We found that children had low levels of fitness and were not active enough for good health. In particular, girls were inactive.
More importantly, we found that children were not happy with the way they looked. Almost three-quarters of children wanted a smaller body size than their own; whereas almost half of children with normal weight wanted to be smaller, 100% of obese children desired a smaller body size. In addition, one quarter of normal-weight children, compared to almost three-quarters of obese children, did not like the way they looked.
It is clear from these results that many children were not happy with the way they looked and that obese children were most likely to prefer a smaller body size and be dissatisfied with their appearance.
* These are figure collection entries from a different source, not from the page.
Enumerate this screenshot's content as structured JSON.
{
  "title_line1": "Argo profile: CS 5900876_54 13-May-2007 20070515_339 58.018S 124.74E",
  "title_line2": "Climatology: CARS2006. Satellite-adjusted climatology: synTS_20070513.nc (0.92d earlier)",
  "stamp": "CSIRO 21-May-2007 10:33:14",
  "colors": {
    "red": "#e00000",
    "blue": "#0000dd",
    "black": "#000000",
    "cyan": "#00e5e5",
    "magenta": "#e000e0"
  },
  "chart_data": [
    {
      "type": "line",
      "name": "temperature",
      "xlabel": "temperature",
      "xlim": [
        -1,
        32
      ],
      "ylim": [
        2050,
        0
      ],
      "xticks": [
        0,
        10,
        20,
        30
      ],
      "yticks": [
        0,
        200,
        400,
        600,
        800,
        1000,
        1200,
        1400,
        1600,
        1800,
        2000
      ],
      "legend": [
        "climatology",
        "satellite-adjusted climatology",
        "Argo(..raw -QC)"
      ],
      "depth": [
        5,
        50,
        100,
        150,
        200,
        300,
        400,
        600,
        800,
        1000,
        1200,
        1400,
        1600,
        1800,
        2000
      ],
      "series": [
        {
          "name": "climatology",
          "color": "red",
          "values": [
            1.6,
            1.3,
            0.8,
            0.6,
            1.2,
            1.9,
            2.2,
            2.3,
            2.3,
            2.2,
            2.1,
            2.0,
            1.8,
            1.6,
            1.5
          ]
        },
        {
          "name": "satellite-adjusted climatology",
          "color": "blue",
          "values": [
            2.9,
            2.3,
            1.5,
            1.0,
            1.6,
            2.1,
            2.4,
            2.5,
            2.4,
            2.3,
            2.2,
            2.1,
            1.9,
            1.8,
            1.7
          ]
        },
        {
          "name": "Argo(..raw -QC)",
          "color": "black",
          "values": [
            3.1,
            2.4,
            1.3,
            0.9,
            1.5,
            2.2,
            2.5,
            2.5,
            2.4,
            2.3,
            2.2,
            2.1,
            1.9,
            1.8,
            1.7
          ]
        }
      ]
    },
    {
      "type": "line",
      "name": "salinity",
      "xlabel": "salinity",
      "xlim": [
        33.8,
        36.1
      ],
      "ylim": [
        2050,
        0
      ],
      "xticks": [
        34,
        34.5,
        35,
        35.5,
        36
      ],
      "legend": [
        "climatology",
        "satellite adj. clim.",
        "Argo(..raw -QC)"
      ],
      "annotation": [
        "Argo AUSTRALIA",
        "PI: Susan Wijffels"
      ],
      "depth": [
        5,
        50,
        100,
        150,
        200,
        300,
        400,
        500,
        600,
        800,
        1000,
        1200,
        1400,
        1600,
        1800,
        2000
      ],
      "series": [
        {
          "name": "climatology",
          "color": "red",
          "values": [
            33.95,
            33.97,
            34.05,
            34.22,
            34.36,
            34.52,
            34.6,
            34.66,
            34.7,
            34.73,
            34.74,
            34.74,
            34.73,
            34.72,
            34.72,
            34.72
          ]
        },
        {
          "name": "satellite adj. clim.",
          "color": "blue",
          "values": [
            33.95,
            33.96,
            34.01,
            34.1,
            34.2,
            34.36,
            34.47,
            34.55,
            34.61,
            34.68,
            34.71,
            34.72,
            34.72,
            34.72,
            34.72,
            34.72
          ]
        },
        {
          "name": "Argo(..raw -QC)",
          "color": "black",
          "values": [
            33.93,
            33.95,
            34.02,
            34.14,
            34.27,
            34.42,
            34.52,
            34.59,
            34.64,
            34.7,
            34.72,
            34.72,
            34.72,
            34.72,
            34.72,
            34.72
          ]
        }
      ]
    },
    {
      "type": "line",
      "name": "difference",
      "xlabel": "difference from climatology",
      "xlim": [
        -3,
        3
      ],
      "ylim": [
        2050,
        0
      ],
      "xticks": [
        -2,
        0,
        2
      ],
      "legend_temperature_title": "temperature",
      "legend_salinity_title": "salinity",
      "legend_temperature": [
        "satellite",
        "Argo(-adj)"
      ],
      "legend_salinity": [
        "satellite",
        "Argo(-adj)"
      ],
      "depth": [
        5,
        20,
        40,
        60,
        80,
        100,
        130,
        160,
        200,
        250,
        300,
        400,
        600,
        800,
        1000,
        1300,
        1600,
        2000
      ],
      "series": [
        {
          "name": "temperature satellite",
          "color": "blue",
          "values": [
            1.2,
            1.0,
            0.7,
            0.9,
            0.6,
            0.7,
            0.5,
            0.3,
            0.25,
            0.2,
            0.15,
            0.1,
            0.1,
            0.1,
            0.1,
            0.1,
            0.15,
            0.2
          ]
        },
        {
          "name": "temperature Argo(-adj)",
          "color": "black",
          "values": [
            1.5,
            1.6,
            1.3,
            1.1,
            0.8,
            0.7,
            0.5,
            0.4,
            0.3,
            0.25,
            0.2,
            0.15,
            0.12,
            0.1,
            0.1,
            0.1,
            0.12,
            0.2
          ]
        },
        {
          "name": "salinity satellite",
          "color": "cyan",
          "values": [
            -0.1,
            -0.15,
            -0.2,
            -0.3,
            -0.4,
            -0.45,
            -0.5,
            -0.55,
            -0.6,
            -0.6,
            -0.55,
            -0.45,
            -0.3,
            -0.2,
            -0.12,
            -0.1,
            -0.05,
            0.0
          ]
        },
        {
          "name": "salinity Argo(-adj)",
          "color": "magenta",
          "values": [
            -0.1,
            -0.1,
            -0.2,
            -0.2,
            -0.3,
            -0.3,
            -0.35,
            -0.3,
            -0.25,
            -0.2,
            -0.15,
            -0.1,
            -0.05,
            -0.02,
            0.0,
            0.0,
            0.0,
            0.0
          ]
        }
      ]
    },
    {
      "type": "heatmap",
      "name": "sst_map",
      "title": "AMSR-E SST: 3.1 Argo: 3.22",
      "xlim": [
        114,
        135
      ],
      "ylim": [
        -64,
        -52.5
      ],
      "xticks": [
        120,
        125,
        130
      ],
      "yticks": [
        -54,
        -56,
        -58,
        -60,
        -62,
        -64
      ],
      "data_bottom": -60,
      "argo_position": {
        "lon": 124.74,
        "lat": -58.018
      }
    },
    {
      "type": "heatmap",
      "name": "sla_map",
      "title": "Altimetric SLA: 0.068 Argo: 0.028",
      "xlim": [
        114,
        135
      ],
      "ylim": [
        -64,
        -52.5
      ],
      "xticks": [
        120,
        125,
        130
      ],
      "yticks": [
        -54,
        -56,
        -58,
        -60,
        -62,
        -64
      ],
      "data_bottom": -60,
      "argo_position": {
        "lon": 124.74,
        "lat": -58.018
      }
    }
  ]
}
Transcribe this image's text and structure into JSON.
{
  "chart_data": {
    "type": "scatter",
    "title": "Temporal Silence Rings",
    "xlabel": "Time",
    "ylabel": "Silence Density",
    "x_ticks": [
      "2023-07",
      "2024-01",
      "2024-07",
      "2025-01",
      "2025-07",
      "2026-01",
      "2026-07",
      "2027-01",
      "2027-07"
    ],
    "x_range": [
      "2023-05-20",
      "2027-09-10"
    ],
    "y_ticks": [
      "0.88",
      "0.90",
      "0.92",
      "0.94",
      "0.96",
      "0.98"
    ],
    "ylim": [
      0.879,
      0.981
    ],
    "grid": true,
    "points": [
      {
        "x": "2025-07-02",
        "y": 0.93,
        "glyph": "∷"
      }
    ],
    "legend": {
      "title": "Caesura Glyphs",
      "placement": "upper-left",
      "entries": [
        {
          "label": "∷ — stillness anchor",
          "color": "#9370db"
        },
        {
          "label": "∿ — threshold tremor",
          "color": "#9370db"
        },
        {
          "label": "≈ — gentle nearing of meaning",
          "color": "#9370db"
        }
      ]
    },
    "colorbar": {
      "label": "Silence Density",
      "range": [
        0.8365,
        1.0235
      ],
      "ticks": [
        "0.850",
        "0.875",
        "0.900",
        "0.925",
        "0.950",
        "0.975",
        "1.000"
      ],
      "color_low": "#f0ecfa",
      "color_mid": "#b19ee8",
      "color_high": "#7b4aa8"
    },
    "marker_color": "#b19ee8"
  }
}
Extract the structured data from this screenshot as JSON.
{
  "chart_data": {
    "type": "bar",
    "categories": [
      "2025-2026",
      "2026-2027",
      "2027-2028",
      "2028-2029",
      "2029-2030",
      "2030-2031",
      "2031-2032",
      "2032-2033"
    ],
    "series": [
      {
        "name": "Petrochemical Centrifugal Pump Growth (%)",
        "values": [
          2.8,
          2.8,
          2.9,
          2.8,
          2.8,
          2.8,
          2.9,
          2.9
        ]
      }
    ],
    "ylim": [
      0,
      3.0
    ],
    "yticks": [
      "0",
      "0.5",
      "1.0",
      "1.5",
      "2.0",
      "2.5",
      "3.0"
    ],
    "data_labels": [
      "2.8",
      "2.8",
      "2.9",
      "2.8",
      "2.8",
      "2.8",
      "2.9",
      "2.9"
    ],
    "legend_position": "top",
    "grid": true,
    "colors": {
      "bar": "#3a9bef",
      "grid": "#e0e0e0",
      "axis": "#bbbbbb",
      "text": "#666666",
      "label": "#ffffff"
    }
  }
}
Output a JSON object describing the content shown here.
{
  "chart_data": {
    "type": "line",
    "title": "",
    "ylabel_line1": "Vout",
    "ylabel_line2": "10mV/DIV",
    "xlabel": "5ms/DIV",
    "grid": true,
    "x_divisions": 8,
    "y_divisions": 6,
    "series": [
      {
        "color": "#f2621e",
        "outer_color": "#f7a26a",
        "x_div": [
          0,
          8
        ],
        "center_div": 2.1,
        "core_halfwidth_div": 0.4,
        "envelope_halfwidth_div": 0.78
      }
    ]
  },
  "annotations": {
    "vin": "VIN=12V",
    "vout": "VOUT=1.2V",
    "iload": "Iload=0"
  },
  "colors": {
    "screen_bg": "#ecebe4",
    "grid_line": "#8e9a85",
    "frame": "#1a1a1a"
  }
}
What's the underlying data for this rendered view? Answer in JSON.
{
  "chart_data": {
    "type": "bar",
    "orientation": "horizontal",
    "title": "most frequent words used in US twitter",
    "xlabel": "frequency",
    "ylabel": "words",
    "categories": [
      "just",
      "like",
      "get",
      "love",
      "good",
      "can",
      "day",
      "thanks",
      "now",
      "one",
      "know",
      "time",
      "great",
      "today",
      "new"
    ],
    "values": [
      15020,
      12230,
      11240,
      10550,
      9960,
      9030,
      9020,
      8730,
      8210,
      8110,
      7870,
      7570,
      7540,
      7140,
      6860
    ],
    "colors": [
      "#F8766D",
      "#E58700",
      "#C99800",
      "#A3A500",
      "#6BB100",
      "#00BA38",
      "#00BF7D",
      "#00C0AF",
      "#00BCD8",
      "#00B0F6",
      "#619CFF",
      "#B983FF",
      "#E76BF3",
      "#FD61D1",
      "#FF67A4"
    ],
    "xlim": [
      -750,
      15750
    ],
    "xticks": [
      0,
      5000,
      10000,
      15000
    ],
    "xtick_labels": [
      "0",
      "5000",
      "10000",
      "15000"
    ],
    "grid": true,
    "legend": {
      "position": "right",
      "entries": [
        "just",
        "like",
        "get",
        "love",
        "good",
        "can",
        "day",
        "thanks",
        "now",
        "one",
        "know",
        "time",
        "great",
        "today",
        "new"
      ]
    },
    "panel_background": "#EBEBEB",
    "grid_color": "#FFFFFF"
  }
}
This study that I presented to you on James Bay and other studies on first nations children indicate a high prevalence of obesity. We should be very concerned with these findings.
Obese first nations children are at a potentially increased risk for type-2 diabetes, particularly because they have abdominal obesity. We must also be aware that obese children may have mental health issues, such as depression, low self-esteem, and low self-worth. They probably pick up these ideas from mainstream society, media, and TV.
As a researcher, these are the gaps that I perceive in knowledge about obesity in aboriginal children. First nations and Inuit children have seldom been the focus of health research. Knowledge of rates of obesity in children is restricted to a few intensively studied communities. We have limited data about Inuit children.
Baseline data and trend data are essential to monitor and evaluate the effectiveness of programs designed to decrease obesity rates. Studies of obesity cannot be restricted to documenting dietary intake and activity levels of children.
We have limited information about community factors contributing to obesity. If communities in which aboriginal children live cause obesity, then understanding, measuring, and altering the environment is critical to reduce the rates of obesity. The environment is not only the physical environment, such as the layout of communities, but it's also the environment of economic and social organization and cultural values.
Given the need for high-quality obesity research, I recommend that the government ensure continued financial support for initiatives such as the aboriginal diabetes initiative, the Canadian Institutes of Health Research, and the Institute of Aboriginal Peoples' Health.
It is obvious that prevention strategies are required. Because the increasing prevalence of obesity is due to rapid social and cultural changes, obesity prevention cannot be focused solely on the individual. All children must be able to maintain a healthy body weight through physical activity and a healthy diet in the presence of a supportive environment.
For this reason, community-based interventions are required. Active living and affordable healthy foods must be made available and promoted at multiple levels, such as the family, child care centres, aboriginal head start, schools, and after-school programs. Healthy foods must be made the most economical choice.
Mr. Fred Hill will be speaking today about the food mail program. Is that correct?